Electric cars store their drive energy in a series of lithium-ion batteries. If you use your electric car a great deal, your battery will wear out more quickly. Batteries have a limited cycle life. This means after the battery has been charged and discharged a certain number of times, it will hold less energy. When this happens, you need to take your electric car in to have the battery replaced. If you notice your charges not lasting as long, have the vehicle inspected to see if there is an extra drain on the power or if the battery life is actually reduced. Even if you don't notice a decrease in your charges, once you reach the maximum mileage recommended by the manufacturer you must replace the batteries in the car. This happens only every few years, but the cost of replacing the batteries in an electric car is, as of 2011, quite high.
There are brushes inside the electric motor that powers electric cars.
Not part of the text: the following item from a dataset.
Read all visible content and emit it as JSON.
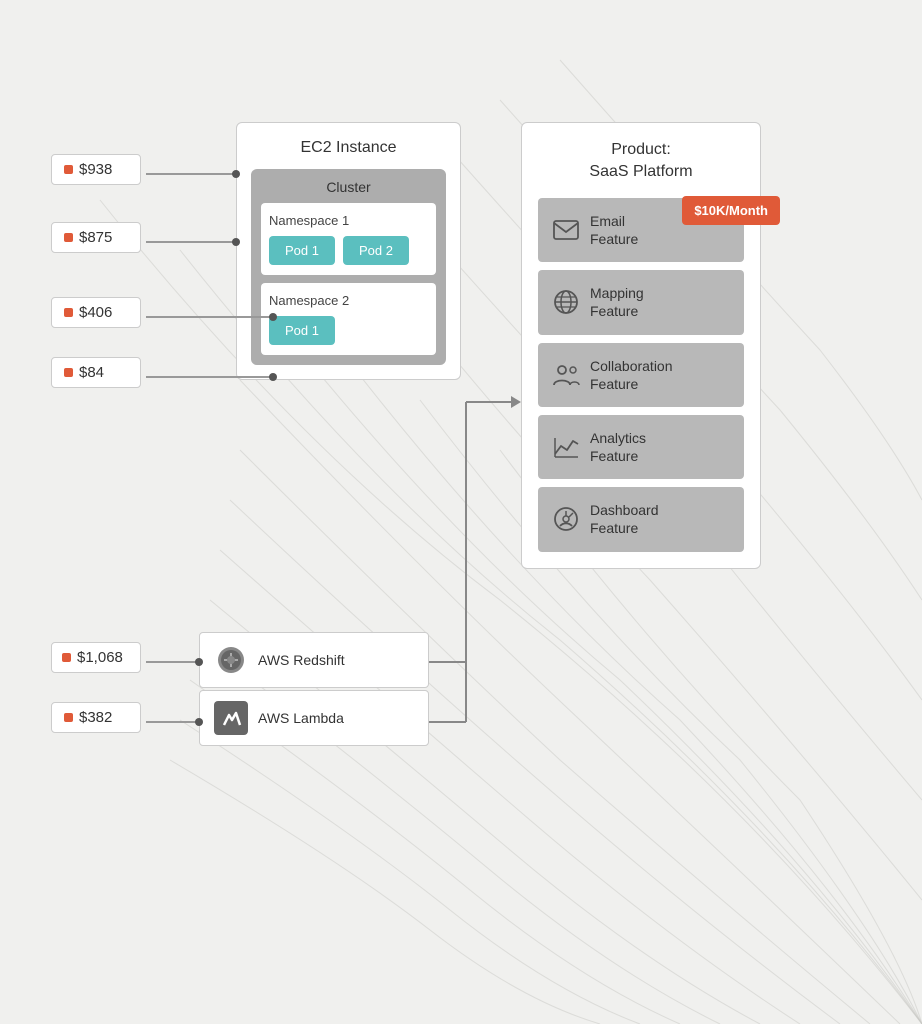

These brushes are subject to constant friction and as a result wear out over time. Replace the brushes on your car's motor approximately every 50,000 miles unless you have a manufacturer's scheduled maintenance on the brushes before that time.
Because of the obvious importance of the electric systems inside an electric car, they need to be inspected occasionally as a part of regular maintenance. One of the more regular inspections is for the port where the car gets plugged in for charging. For example, a Nissan Leaf requires this every 15,000 miles. The interior electrical components also require periodic testing and inspections.